The audience showed great enthusiasm when the readings drew to a close. I talked with John Rhys-Davies afterward about how wonderful his performance was. He told me that he thought he had been very uneven. I told him how I doubted anyone in the audience had noticed. Hearing the words of Galileo and his daughter come to life was an exceptional evening that I don’t believe anyone would soon forget.
Prior to the start of the performance, Louis D. Friedman, Executive Director of the Planetary Society, presented three members of the Galileo mission with special honors John Casani was the very first Galileo Project Manager and Claudia Alexander was the last. Torrence Johnson was the Project Scientist.
When the three came on stage to receive their award, John Casani summed up his feelings. “Many people have characterized the spacecraft over the last several months or years of its operations as ‘The Little Spacecraft that Could,’ or ‘That Little Machine that Kept Chugging Along,” but I don’t like to think of it that way. To me, the spacecraft is just a couple hundred kilograms of aluminum and silica. What you see in the way of accomplishments is the result of the commitment, dedication, and great talents of the scientists and engineers who worked so hard to develop the design, and fabricate and test it, deliver it to the launch pad, then ultimately fly it. So on behalf of all of those who worked at the first end of the mission, I want to acknowledge to all of you our gratitude and appreciation for the honor you have shown us tonight.”

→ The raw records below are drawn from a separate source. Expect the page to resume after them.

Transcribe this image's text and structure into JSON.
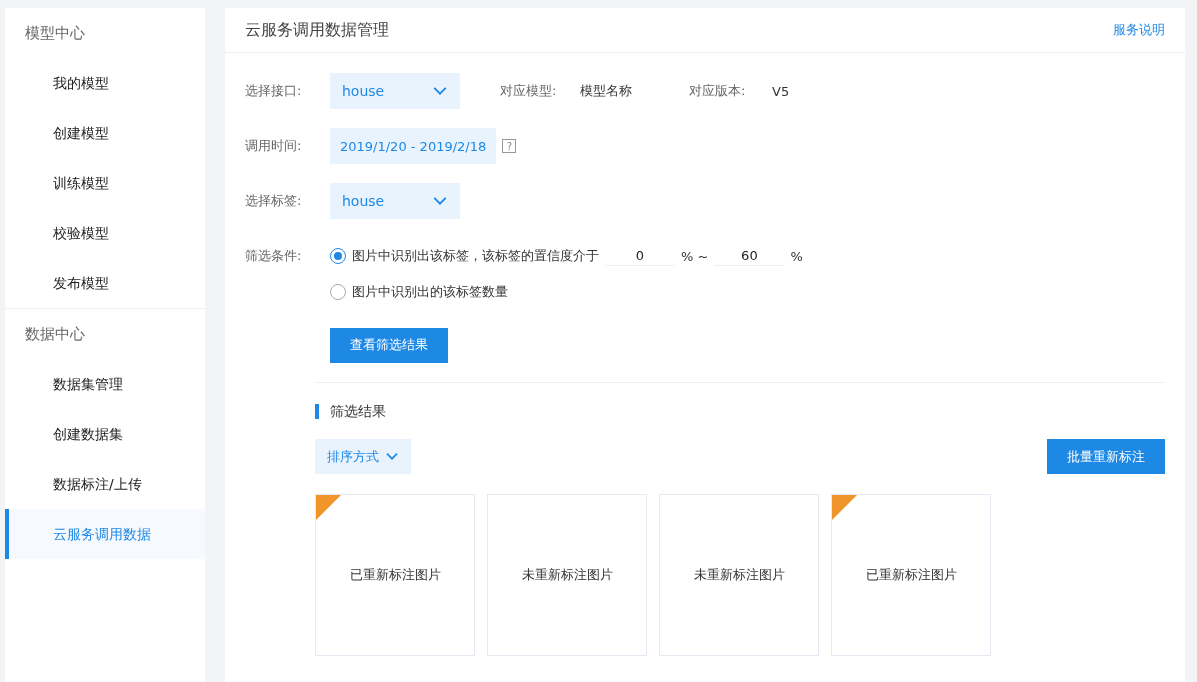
{
  "sidebar": {
    "groups": [
      {
        "title": "模型中心",
        "items": [
          {
            "label": "我的模型",
            "selected": false
          },
          {
            "label": "创建模型",
            "selected": false
          },
          {
            "label": "训练模型",
            "selected": false
          },
          {
            "label": "校验模型",
            "selected": false
          },
          {
            "label": "发布模型",
            "selected": false
          }
        ]
      },
      {
        "title": "数据中心",
        "items": [
          {
            "label": "数据集管理",
            "selected": false
          },
          {
            "label": "创建数据集",
            "selected": false
          },
          {
            "label": "数据标注/上传",
            "selected": false
          },
          {
            "label": "云服务调用数据",
            "selected": true
          }
        ]
      }
    ]
  },
  "header": {
    "title": "云服务调用数据管理",
    "link": "服务说明"
  },
  "form": {
    "interface": {
      "label": "选择接口:",
      "value": "house"
    },
    "model": {
      "label": "对应模型:",
      "value": "模型名称"
    },
    "version": {
      "label": "对应版本:",
      "value": "V5"
    },
    "time": {
      "label": "调用时间:",
      "value": "2019/1/20 - 2019/2/18",
      "help": "?"
    },
    "tag": {
      "label": "选择标签:",
      "value": "house"
    },
    "filter": {
      "label": "筛选条件:",
      "options": [
        {
          "kind": "range",
          "label": "图片中识别出该标签，该标签的置信度介于",
          "min": "0",
          "sep": "% ~",
          "max": "60",
          "unit": "%",
          "selected": true
        },
        {
          "kind": "plain",
          "label": "图片中识别出的该标签数量",
          "selected": false
        }
      ]
    },
    "submit": "查看筛选结果"
  },
  "results": {
    "title": "筛选结果",
    "sort": "排序方式",
    "batch": "批量重新标注",
    "cards": [
      {
        "label": "已重新标注图片",
        "relabeled": true
      },
      {
        "label": "未重新标注图片",
        "relabeled": false
      },
      {
        "label": "未重新标注图片",
        "relabeled": false
      },
      {
        "label": "已重新标注图片",
        "relabeled": true
      }
    ]
  }
}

Torrence Johnson explained that, “Galileo has been about teamwork from the very beginning; the flight team, the science community, the engineers, and the developers in every level of the system. A very important component of that has been public support, which has been tremendous for this mission from the very beginning, and has really been exemplified by the activities of The Planetary Society. So in accepting this award, we are thanking you out there.”
Both our Galileos are gone now, one to the dust of history and the other to the fiery Jovian atmosphere. The discoveries and insights of both will echo down through time, thrown open to us by their probing minds, as we continue to expand our presence in the universe.
Author Dava Sobel being interviewed.
"Galileo's Daughter" by Dava Sobel served as the basis for the stage play.
John Rhys-Davies and Linda Purl on stage following their performance.